Muleta wird einem alten Mann gestohlen, der auf den Straßen in Santiago de Cuba lebt



Yasser Sosa Tamayo und MáximoFoto © Facebook / Yasser Sosa Tamayo

Ein Obdachloser in Santiago de Cuba wurde Opfer eines Raubes, der ihn praktisch bewegungsunfähig machte: ihm wurde die Krücke gestohlen, die er als einziges Hilfsmittel zur Fortbewegung nutzte.

Der Fall wurde vom solidarischen Aktivisten Yasser Sosa Tamayo angezeigt, der für seine Unterstützung von älteren Menschen in vulnerablen Situationen bekannt ist.

"Man hat ihm die Krücke gestohlen. Heute konnte er wieder laufen", schrieb Sosa auf Facebook, wo er von dem Vorfall mit Máximo berichtete, einem Mann, der an einer Ischämie gelitten hat, die eine Körperhälfte lähmte und der derzeit auf der Straße lebt.

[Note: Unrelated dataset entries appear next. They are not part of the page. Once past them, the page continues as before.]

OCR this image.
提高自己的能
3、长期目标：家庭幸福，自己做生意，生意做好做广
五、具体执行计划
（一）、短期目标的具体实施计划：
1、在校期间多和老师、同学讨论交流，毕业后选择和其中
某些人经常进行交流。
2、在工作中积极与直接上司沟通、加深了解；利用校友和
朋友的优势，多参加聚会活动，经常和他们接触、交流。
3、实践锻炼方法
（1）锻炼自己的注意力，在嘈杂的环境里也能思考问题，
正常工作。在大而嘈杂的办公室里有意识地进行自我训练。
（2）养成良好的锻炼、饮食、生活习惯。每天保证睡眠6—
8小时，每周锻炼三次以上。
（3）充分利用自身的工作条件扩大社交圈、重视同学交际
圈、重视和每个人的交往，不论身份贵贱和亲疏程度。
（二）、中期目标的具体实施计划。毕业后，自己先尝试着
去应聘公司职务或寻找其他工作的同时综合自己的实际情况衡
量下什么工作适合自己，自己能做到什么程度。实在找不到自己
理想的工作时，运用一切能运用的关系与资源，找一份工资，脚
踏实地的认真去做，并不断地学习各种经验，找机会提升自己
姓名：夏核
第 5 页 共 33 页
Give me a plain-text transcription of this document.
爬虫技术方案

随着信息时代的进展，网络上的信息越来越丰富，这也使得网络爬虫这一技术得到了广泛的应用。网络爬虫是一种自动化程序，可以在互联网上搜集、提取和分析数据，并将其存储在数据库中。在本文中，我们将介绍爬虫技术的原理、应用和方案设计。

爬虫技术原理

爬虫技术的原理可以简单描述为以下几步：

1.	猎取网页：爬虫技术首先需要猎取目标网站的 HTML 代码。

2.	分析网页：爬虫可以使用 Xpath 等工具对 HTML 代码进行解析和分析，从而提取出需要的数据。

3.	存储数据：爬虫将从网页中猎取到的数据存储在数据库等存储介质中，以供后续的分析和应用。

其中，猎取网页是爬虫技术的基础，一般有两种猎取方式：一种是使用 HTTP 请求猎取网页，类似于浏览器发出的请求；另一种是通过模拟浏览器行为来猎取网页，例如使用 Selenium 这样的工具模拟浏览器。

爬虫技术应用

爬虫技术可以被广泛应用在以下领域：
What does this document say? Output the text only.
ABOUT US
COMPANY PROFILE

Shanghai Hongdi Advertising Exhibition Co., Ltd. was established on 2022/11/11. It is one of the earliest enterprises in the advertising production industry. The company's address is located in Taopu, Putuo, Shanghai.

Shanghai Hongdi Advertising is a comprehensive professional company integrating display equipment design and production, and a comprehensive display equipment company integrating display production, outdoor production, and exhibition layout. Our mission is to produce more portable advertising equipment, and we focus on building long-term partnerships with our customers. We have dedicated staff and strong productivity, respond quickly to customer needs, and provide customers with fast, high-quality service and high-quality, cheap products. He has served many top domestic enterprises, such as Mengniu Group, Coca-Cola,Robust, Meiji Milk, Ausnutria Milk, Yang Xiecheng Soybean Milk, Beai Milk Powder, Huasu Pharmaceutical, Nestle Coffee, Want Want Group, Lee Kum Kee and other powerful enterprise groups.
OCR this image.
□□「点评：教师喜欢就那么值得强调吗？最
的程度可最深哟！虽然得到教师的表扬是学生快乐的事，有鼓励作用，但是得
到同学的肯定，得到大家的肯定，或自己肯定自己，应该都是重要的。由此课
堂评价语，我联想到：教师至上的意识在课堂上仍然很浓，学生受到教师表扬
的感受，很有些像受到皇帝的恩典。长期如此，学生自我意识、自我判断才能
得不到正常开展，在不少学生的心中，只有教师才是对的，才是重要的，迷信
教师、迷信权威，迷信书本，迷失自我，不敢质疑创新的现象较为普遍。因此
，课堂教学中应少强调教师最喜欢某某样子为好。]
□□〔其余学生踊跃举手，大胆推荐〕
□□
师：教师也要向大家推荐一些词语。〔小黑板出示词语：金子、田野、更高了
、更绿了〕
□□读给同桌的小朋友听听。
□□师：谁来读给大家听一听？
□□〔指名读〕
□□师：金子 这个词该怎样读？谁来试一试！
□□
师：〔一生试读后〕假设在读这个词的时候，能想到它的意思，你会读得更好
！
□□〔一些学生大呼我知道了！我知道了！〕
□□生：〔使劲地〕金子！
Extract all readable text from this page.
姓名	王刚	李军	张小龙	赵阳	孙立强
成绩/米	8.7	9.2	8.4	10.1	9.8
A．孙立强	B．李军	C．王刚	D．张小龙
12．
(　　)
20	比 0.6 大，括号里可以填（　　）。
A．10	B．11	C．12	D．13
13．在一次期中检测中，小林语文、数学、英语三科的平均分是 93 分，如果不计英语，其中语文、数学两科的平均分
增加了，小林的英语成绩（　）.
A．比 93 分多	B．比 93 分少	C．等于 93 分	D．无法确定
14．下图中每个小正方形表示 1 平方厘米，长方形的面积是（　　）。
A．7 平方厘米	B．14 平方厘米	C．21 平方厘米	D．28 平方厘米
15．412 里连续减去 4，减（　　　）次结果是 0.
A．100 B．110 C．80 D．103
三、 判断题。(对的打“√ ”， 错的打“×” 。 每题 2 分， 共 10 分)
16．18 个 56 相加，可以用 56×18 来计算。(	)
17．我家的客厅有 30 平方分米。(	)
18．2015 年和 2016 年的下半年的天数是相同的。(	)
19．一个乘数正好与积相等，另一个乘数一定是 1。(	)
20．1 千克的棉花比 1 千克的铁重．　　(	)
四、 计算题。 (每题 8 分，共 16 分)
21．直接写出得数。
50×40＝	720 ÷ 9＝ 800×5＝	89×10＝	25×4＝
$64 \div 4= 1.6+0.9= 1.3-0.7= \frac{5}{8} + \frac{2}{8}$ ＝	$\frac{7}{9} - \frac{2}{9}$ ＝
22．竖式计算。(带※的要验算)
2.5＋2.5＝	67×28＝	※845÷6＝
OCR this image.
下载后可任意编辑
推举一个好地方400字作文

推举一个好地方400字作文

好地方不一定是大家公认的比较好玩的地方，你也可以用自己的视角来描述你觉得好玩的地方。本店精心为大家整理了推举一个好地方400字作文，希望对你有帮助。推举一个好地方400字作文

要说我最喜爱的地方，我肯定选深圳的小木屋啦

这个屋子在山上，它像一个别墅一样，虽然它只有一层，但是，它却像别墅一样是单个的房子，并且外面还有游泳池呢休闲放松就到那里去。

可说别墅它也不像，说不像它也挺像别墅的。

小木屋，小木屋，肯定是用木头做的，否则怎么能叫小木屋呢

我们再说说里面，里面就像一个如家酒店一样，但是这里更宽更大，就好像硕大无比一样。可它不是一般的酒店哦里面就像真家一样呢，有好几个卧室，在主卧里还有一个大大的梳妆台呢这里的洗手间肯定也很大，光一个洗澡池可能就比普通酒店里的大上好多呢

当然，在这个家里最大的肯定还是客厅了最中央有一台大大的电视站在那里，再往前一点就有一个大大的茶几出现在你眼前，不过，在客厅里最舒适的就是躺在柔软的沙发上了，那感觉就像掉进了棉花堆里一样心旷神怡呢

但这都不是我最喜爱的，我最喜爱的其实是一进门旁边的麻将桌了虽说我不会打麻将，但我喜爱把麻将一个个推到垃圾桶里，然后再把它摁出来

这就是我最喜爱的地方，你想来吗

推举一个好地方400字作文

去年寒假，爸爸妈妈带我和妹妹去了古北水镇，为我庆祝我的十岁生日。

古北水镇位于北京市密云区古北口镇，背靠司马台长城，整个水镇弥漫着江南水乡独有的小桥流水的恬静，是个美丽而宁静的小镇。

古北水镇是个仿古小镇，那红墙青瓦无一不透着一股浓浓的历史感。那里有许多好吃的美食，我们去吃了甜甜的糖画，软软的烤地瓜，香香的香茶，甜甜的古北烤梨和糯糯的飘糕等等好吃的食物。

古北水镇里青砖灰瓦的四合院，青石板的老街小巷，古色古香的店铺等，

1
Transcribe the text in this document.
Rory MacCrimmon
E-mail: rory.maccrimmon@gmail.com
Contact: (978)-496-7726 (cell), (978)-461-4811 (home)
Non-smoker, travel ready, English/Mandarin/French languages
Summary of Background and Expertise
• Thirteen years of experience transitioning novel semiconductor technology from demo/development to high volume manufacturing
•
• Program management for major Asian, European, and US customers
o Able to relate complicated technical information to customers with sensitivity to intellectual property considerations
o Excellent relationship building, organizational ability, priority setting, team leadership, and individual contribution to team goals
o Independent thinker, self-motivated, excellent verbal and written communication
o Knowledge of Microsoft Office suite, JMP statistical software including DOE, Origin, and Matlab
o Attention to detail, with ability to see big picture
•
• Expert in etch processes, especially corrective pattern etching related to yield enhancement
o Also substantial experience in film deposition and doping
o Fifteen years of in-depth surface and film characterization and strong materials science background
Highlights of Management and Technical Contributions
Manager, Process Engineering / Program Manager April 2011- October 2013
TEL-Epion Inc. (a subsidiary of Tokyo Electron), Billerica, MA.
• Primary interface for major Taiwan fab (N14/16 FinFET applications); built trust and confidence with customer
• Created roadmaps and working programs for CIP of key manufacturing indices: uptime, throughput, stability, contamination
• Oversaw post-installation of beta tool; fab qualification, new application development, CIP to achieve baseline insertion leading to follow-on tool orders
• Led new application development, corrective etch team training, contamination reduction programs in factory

Ohne seine Krücke war der alte Mann noch hilfloser, ein schmerzhaftes Zeichen des Verlassens, dem viele Senioren auf der Insel ausgesetzt sind.

"Man hatte ihm das Gleichgewicht genommen. Bewegung. Würde. Ein körperlich behinderter Mann, der auf der Straße lebte, vom Grauen eines Menschen auf den Boden reduziert, der entschied, dass sogar sein einziges Fortbewegungsmittel nicht sicher war", bemerkte der Aktivist.

Sosa berichtete, dass ihm "eine skrupellose und gefühllose Person" in der Nacht sein einziges Fortbewegungsmittel gestohlen hat.

Die Tatsache belegt nicht nur die Prekarität, in der viele ältere Menschen leben, sondern auch den sozialen Verfall, den das Land durchläuft, wo die Wirtschaftskrise die Marginalität verstärkt hat und verletzliche Personen der Gleichgültigkeit und der Kriminalität aussetzt.

Eine solidarische Geste gegenüber dem Verlassenwerden

Die Geschichte nahm jedoch eine Wendung dank der Solidarität der Bürger. Eine Unterstützerin des Projekts von Sosa entschloss sich, eine neue Krücke zu finanzieren. Der Aktivist berichtete, dass er bis zum Stadtteil Abel Santamaría, Micro 3, reiste, um die Hilfe persönlich zu übergeben.

„Der Transport ist teuer geworden. Die Strecke ist lang. Alles kostet. Aber es kostet mehr, einen Mann kriechen zu sehen, weil ihm jemand das Wenige, was er hatte, gestohlen hat“, schrieb er.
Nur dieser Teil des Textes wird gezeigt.